Dependence on neutral salt concentration of the latency phase in the time course of hydrolysis of dimyristoylphosphatidylcholine liposomes by phospholipase A2

Abstract

The time course of the hydrolytic action of porcine pancreatic phospholipase A₂ on sonicated dimyristoylphosphatidylcholine liposomes in the presence of variable NaCl concentrations has been studied at temperatures between 17 and 36 °C; at these temperatures liposomes are in the gel phase. At a NaCl concentration of 10 mM, the hydrolysis shows a small and constant lag period of 6–8 min at all temperatures within this range. As the temperature is raised into the liquid crystalline range, the latency phase lengthens monotonically so that at 36 °C it reaches 55 min.

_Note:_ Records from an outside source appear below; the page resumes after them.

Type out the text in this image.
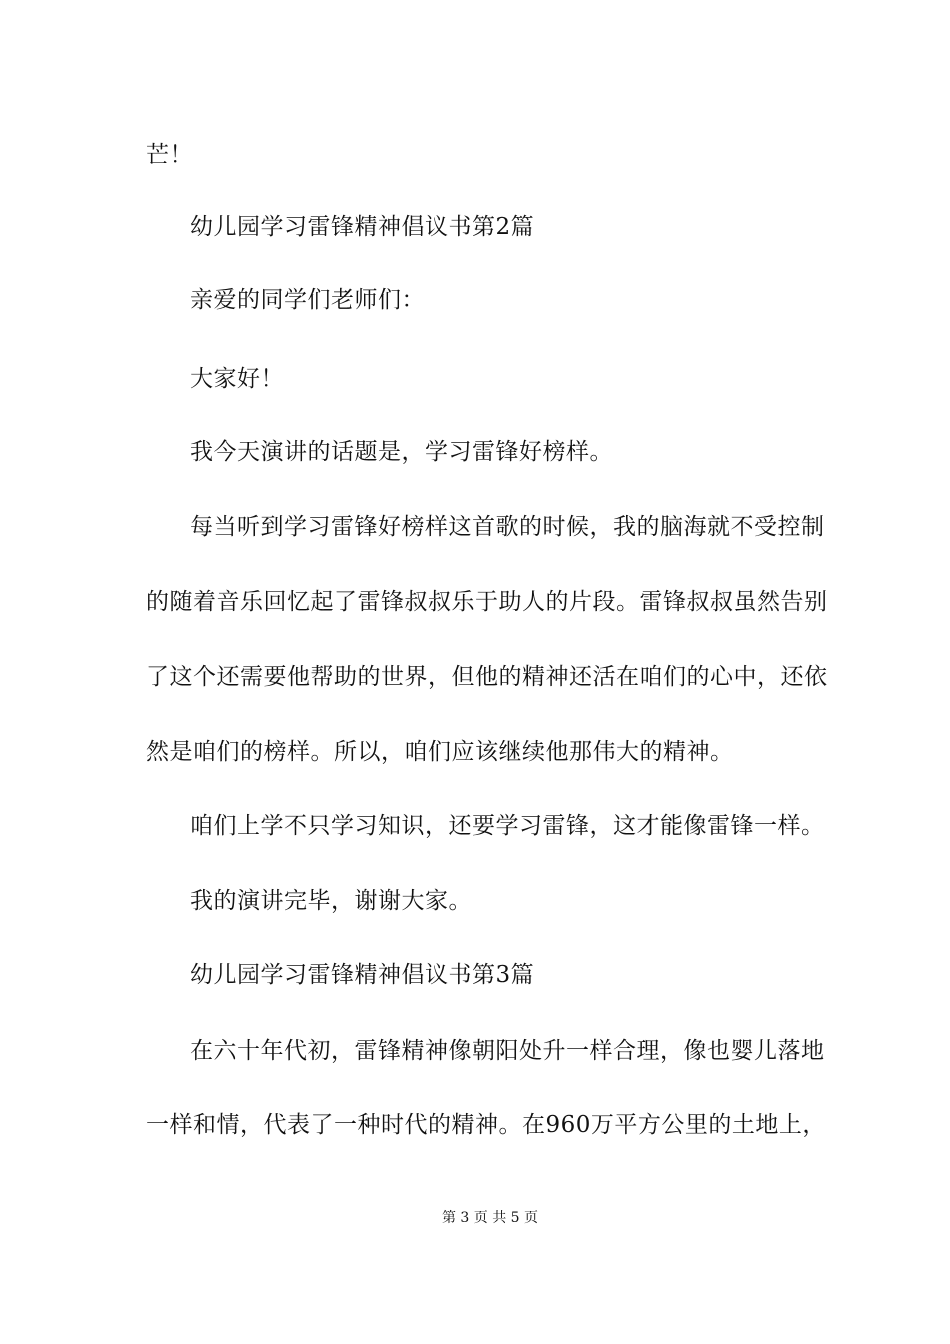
芒！
幼儿园学习雷锋精神倡议书第2篇
亲爱的同学们老师们：
大家好！
我今天演讲的话题是，学习雷锋好榜样。
每当听到学习雷锋好榜样这首歌的时候，我的脑海就不受控制
的随着音乐回忆起了雷锋叔叔乐于助人的片段。雷锋叔叔虽然告别
了这个还需要他帮助的世界，但他的精神还活在咱们的心中，还依
然是咱们的榜样。所以，咱们应该继续他那伟大的精神。
咱们上学不只学习知识，还要学习雷锋，这才能像雷锋一样。
我的演讲完毕，谢谢大家。
幼儿园学习雷锋精神倡议书第3篇
在六十年代初，雷锋精神像朝阳处升一样合理，像也婴儿落地
一样和情，代表了一种时代的精神。在960万平方公里的土地上，
第 3 页 共 5 页
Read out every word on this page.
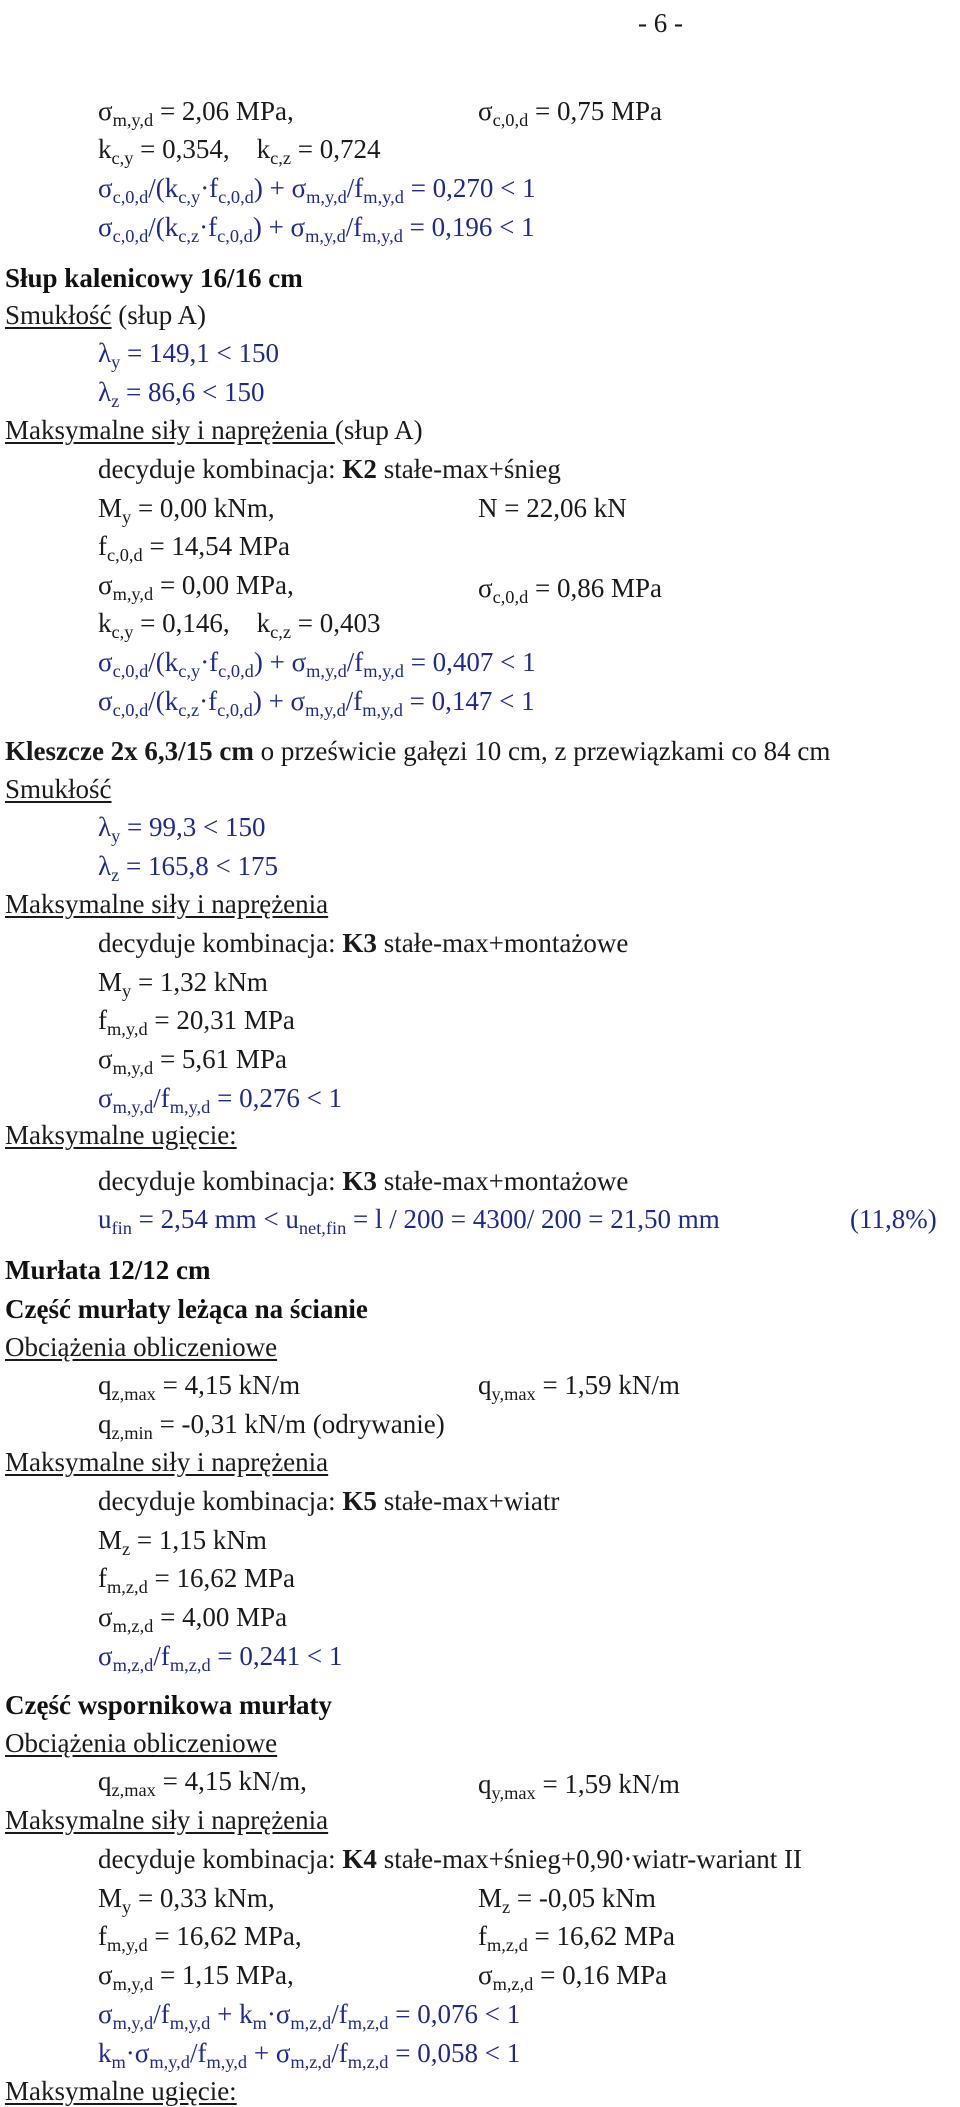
- 6 -
$\sigma_{m,y,d} = 2,06$ MPa,	$\sigma_{c,0,d} = 0,75$ MPa
$k_{c,y} = 0,354$,    $k_{c,z} = 0,724$
$\sigma_{c,0,d}/(k_{c,y}\cdot f_{c,0,d}) + \sigma_{m,y,d}/f_{m,y,d} = 0,270 < 1$
$\sigma_{c,0,d}/(k_{c,z}\cdot f_{c,0,d}) + \sigma_{m,y,d}/f_{m,y,d} = 0,196 < 1$
Słup kalenicowy 16/16 cm
Smukłość (słup A)
$\lambda_y = 149,1 < 150$
$\lambda_z = 86,6 < 150$
Maksymalne siły i naprężenia (słup A)
decyduje kombinacja: K2 stałe-max+śnieg
$M_y = 0,00$ kNm,	N = 22,06 kN
$f_{c,0,d} = 14,54$ MPa
$\sigma_{m,y,d} = 0,00$ MPa,	$\sigma_{c,0,d} = 0,86$ MPa
$k_{c,y} = 0,146$,    $k_{c,z} = 0,403$
$\sigma_{c,0,d}/(k_{c,y}\cdot f_{c,0,d}) + \sigma_{m,y,d}/f_{m,y,d} = 0,407 < 1$
$\sigma_{c,0,d}/(k_{c,z}\cdot f_{c,0,d}) + \sigma_{m,y,d}/f_{m,y,d} = 0,147 < 1$
Kleszcze 2x 6,3/15 cm o prześwicie gałęzi 10 cm, z przewiązkami co 84 cm
Smukłość
$\lambda_y = 99,3 < 150$
$\lambda_z = 165,8 < 175$
Maksymalne siły i naprężenia
decyduje kombinacja: K3 stałe-max+montażowe
$M_y = 1,32$ kNm
$f_{m,y,d} = 20,31$ MPa
$\sigma_{m,y,d} = 5,61$ MPa
$\sigma_{m,y,d}/f_{m,y,d} = 0,276 < 1$
Maksymalne ugięcie:
decyduje kombinacja: K3 stałe-max+montażowe
$u_{fin} = 2,54$ mm < $u_{net,fin} = l / 200 = 4300/$ 200 = 21,50 mm	(11,8%)
Murłata 12/12 cm
Część murłaty leżąca na ścianie
Obciążenia obliczeniowe
$q_{z,max} = 4,15$ kN/m	$q_{y,max} = 1,59$ kN/m
$q_{z,min} = -0,31$ kN/m (odrywanie)
Maksymalne siły i naprężenia
decyduje kombinacja: K5 stałe-max+wiatr
$M_z = 1,15$ kNm
$f_{m,z,d} = 16,62$ MPa
$\sigma_{m,z,d} = 4,00$ MPa
$\sigma_{m,z,d}/f_{m,z,d} = 0,241 < 1$
Część wspornikowa murłaty
Obciążenia obliczeniowe
$q_{z,max} = 4,15$ kN/m,	$q_{y,max} = 1,59$ kN/m
Maksymalne siły i naprężenia
decyduje kombinacja: K4 stałe-max+śnieg+0,90·wiatr-wariant II
$M_y = 0,33$ kNm,	$M_z = -0,05$ kNm
$f_{m,y,d} = 16,62$ MPa,	$f_{m,z,d} = 16,62$ MPa
$\sigma_{m,y,d} = 1,15$ MPa,	$\sigma_{m,z,d} = 0,16$ MPa
$\sigma_{m,y,d}/f_{m,y,d} + k_m\cdot\sigma_{m,z,d}/f_{m,z,d} = 0,076 < 1$
$k_m\cdot\sigma_{m,y,d}/f_{m,y,d} + \sigma_{m,z,d}/f_{m,z,d} = 0,058 < 1$
Maksymalne ugięcie:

An increase in the NaCl concentration to 1 M makes the lag period longer at all temperatures studied, with the exception of the phase transition range (near 24 °C); within this temperature range, a small reduction in the lag time is observed. The increase in the length of the latency period at high salt concentrations may be due to screening of the negative surface charge generated by the nascent fatty acid which seems to be essential for the efficient interfacial binding of the enzyme. In the phase transition range of the lamellae, the unfavorable effect of high salt concentrations on the electrostatic binding of the enzyme appears to be overcome by another type of interaction. Recent findings raise the possibility that this interaction could be hydrophobic in nature.Key words: phospholipase A₂, liposomes, hydrolysis, salt, latency phase.